EBMs do not automatically satisfy the balance property. GLMs do — under a canonical link (log + Poisson), the MLE score equations force the sum of predictions to equal the sum of observed claims on training data. EBM is fitted by cyclic gradient boosting minimising Poisson deviance, which does not enforce those score equations. In practice the model will be close to balanced, but regularisation (bagging, smoothing) introduces small global bias.

The fix is straightforward:

# Check balance ratio on training data
y_pred_train = model.predict(X_train, exposure=exp_train)
balance_ratio = y_train.sum() / y_pred_train.sum()
print(f"Balance ratio: {balance_ratio:.4f}")  # should be close to 1.0

# Apply log-scale correction to the model intercept if needed
if abs(balance_ratio - 1.0) > 0.005:
    model.ebm_.intercept_ += np.log(balance_ratio)
    print("Intercept corrected for global balance.")

This adjusts the scalar intercept in the InterpretML model object directly — no shape functions are changed, and all relativities remain valid. It is one line of code and it gives you the same guarantee that a GLM provides by construction. We have this on the roadmap for a future balance_check() function in insurance-gam.


The EU AI Act angle

EU AI Act Annex III classifies insurance risk assessment and pricing as high-risk AI. Article 13 requires that high-risk systems provide sufficient transparency for users to interpret outputs, and that technical documentation covers performance metrics, training data, known limitations, and human oversight requirements.

For a CatBoost+SHAP model, compiling that documentation requires assembling information from two separate objects: the model (which you cannot directly inspect) and the SHAP explainer (which approximates the model). The transparency obligation is about the deployed system, and the deployed system is CatBoost, not SHAP.

For an EBM, every piece of Article 13-relevant information is directly readable from the model object: the shape function for each feature (the model’s representation of that variable’s effect), the selected interaction pairs (explicitly stored as 2-D lookup tables), performance metrics computed from the same object, and monotonicity constraints as metadata. The transparency report writes itself. The compliance gap between EBM and CatBoost+SHAP under EU AI Act is structural, not a matter of documentation effort.

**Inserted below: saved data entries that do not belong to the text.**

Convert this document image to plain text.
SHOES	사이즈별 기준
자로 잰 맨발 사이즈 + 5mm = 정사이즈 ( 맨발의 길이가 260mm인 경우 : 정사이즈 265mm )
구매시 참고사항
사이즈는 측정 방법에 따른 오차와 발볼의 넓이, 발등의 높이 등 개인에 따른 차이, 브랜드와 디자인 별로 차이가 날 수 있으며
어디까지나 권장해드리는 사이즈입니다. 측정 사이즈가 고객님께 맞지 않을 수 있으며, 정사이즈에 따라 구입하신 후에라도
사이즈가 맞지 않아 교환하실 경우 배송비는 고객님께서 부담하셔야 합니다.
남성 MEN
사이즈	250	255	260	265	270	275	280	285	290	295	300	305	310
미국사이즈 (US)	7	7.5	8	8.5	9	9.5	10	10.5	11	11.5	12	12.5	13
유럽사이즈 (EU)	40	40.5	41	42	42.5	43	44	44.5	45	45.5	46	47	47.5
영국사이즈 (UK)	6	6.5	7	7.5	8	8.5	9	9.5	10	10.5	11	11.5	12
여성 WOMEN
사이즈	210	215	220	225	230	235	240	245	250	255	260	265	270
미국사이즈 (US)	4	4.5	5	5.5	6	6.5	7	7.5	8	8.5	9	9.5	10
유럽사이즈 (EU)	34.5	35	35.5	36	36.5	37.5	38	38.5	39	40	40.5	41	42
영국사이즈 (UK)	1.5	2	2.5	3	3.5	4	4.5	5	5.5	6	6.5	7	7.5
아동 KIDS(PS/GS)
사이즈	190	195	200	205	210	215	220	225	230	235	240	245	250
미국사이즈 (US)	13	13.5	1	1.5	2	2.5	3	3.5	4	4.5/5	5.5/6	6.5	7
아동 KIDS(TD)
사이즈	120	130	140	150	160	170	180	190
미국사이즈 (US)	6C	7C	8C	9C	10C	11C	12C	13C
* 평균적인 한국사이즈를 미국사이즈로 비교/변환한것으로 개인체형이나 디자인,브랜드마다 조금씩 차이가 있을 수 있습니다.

The Act’s obligations apply from August 2026 for most high-risk applications. Pricing teams building new models now should be building for that deadline.


Getting started

Install:

pip install insurance-gam

The insurance_gam.ebm subpackage wraps InterpretML’s ExplainableBoostingRegressor with actuarial conventions: exposure as a log offset, Polars DataFrame support, relativities extraction, GLM comparison, and monotonicity enforcement. The insurance_gam.ebm._comparison.GLMComparison class runs a direct deviance comparison between the EBM and a Poisson GLM on the same data, which is useful for internal model governance sign-off.

For the full benchmark workflow — including the FAST interaction pair analysis and the A/E diagnostics that Krupová et al. use — see the insurance-gam documentation and the freMTPL2 example notebook.


Krupová, Rachdi, Guibert (2025) “Explainable Boosting Machine for Predicting Claim Severity and Frequency in Car Insurance”, arXiv:2503.21321, HAL hal-05007738. Lou, Caruana, Gehrke, Hooker (2013) “Accurate Intelligible Models with Pairwise Interactions”, KDD 2013.